Meghan McCain said her father was a “great man” and she encouraged others to live up to his example during the service at the Washington National Cathedral.

“We gather here to mourn the passing of American greatness - the real thing, not cheap rhetoric from men who will never come near the sacrifice he gave so willingly, nor the opportunistic appropriation of those who lived lives of comfort and privilege while he suffered and served,” she said.

She said to applause, “The America of John McCain has no need to be made great again because America was always great.” Trump is not on hand for the ceremony, after McCain’s family made clear he was not invited.

The American war hero and towering Republican leader was remembered as “one of the bravest souls our nation has ever produced”.

Mr Bush told of becoming friends with his former White House rival as the two would recall their political battles like former football players remembering the big game.

But mostly Mr Bush recalled a champion for the “forgotten people” at home and abroad whose legacy will serve as a reminder, even in times of doubt, in the power of America as more than a physical place but a “carrier of human aspirations.”

“John’s voice will always come as a whisper over our shoulder - we are better than this, America is better than this,” Mr Bush said.

Meghan McCain described her father as “a great fire who burned bright”. “A few have resented that fire … but my father never cared what they thought.

“And they have the opportunity, as long as they draw breath, to live up to the example of John McCain,” she said.

Mr Trump, who was not invited to the services and has not served in armed conflict, had controversially mocked McCain during the 2016 election campaign for being captured by the Vietcong.

During McCain’s funeral Mr Trump was tweeting threats at Canada over a new NAFTA trade deal and then went and played golf.

“My father had every reason to think the world was an awful place, my father had every reason to think the world was not worth fighting for, my father had every reason to think the world was worth leaving,” Meghan McCain said, alluding to his favourite book, For Whom the Bell Tolls.

“He did not think any of those things. Like the hero of his favourite book John McCain took the opposite view. You had to have had a lot of luck to have such a good life.”

Cindy McCain, who has remained stoic at her husband’s services this week, fell into the arms of her son, Jack, as Renee Fleming sung Danny Boy, the Senator’s favourite song.

Ivanka Trump and her husband Jared Kushner were among those inside the cathedral for the funeral.

The bipartisan turnout included Bill and Hillary Clinton, the Obamas, senior members of the Trump administration, and many of the current Democrat leadership.

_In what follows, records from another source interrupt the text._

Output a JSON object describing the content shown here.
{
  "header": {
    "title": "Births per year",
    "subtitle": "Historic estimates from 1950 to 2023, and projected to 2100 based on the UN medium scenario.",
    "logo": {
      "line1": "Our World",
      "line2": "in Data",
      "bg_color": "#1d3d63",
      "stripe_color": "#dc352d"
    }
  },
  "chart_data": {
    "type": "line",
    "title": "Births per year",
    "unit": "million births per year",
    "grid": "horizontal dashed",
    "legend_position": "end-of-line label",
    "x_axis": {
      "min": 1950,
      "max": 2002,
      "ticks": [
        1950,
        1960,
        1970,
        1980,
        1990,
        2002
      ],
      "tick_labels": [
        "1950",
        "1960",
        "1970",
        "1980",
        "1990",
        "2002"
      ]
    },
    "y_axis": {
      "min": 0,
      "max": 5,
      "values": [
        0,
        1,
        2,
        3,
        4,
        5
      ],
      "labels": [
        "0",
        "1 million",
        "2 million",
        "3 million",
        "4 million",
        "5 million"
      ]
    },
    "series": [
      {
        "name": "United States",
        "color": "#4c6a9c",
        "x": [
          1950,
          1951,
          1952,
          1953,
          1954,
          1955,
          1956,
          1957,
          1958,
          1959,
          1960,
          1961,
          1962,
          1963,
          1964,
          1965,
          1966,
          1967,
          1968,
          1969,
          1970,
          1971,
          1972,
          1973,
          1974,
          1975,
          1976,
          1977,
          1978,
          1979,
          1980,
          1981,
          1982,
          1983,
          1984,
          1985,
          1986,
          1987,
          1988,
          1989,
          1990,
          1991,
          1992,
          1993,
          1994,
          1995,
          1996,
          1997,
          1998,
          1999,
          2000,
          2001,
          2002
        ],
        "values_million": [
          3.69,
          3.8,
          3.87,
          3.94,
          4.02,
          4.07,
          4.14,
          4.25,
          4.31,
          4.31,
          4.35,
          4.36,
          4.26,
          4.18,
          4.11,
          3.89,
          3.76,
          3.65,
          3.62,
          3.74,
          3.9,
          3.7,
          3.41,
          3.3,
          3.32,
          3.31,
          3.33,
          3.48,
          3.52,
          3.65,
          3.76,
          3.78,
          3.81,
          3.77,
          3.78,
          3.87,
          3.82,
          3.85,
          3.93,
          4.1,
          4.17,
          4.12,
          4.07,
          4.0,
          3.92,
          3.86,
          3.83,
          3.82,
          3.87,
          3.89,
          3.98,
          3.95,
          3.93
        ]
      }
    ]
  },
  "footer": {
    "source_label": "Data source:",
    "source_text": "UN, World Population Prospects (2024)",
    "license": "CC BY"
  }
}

The Obamas sat next to the Bushes. One moment that was captured by social media users was when George W. Bush passed along a piece of candy from his wife, Laura Bush, to Michelle Obama.

Heavy crowds lined overcast Washington streets as a motorcade took McCain’s coffin past the Vietnam Veterans Memorial, where his widow Cindy McCain laid a wreath about 9am local time (11pm AEST).

She was joined by members of her family, Defence Secretary Jim Mattis and White House Chief of Staff John Kelly.

It was the first event in a day planned by Mr MrCain, a proud veteran of the Vietnam conflict who was held captive for five and a half years during the war, and came ahead of his funeral at the National Cathedral.

Hollywood stars and senior Washington figures have joined Mr McCain’s family to offer their respects, where his body lay in state in the US Capitol.

Five days of memorials began on Wednesday in McCain’s hometown of Phoenix, Arizona and his coffin travelled to Washington for a public viewing on Friday ahead of this morning’s service.